Коннор смутился. Он ещё не перестал всхлипывать — нет, уже перестал.
Теперь, когда в него вливались её тепло и страсть, когда руки Галии обнимали его, мысли её читались ясно, как свои. И было невозможно устоять перед искушением.
“Кажется, и я горжусь, — отозвался Коннор. — Но лишь отчасти. А в остальном…”
“О чём ты говоришь? — перебила она, стараясь уберечь его от мрачных мыслей. — О нашей истории? О драконшах?”
“Нет. О том, чего ты ещё не понимаешь.

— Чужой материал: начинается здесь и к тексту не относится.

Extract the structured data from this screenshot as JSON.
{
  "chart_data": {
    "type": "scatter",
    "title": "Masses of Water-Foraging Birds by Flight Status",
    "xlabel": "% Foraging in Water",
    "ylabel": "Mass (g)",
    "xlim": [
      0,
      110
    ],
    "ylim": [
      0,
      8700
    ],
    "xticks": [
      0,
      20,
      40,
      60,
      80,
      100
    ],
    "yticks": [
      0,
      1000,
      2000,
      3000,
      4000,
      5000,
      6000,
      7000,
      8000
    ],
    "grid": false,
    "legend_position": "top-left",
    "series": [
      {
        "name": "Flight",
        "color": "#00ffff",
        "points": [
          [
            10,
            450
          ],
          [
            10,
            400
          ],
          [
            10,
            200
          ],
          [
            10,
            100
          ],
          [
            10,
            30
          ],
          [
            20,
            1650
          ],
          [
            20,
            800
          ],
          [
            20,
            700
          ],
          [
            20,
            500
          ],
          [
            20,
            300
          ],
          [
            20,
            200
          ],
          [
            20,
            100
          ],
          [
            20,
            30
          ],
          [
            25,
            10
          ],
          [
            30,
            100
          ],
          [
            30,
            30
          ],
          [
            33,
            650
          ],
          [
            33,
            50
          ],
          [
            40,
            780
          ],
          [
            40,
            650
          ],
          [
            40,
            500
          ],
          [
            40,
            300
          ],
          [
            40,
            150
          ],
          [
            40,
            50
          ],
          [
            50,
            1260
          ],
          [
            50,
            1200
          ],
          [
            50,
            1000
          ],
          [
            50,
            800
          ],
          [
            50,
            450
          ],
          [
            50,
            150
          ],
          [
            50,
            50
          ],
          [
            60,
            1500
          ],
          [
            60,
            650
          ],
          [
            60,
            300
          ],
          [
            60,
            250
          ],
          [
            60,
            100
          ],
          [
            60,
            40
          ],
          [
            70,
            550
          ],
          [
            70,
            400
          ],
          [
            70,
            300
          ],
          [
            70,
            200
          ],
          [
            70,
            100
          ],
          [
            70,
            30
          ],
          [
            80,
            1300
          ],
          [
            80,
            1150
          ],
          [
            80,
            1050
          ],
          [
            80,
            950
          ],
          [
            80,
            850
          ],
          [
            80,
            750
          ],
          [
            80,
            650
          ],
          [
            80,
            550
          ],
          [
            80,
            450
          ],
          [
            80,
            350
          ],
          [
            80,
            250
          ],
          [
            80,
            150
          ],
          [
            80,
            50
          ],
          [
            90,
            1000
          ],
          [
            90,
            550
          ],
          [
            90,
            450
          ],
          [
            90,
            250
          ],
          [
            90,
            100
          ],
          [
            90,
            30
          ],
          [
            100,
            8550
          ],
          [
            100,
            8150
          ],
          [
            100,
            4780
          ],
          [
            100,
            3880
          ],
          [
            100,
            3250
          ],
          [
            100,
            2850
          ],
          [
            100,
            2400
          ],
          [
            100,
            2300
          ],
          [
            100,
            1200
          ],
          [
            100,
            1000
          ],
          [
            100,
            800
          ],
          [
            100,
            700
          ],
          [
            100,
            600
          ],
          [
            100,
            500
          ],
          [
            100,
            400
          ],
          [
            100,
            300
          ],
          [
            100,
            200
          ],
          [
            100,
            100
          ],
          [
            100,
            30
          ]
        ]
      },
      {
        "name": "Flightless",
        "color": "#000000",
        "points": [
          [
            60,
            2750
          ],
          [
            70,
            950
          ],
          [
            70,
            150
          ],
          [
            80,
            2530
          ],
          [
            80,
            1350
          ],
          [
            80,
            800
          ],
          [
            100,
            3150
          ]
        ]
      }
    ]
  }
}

О том, что присуще натуре зверя. — Даже теперь Коннор боялся полностью открыться ей. — Давай не будем об этом, Галия “.
“Расскажи мне всё”, — попросила Галия.
“Нет. Я помню о том, что произошло давным-давно, когда мне было четыре года. Радуйся, что ты можешь выбрать, в какого зверя будешь превращаться”.
“Коннор, прошу тебя”, — повторила она.
“Тебе же ненавистна звериная жестокость, — возразил он. — Помнишь, как ты отдёрнула руку, когда коснулась моего плеча в ахтовом зале?”
“В ахтовом зале?” — Галия задумалась.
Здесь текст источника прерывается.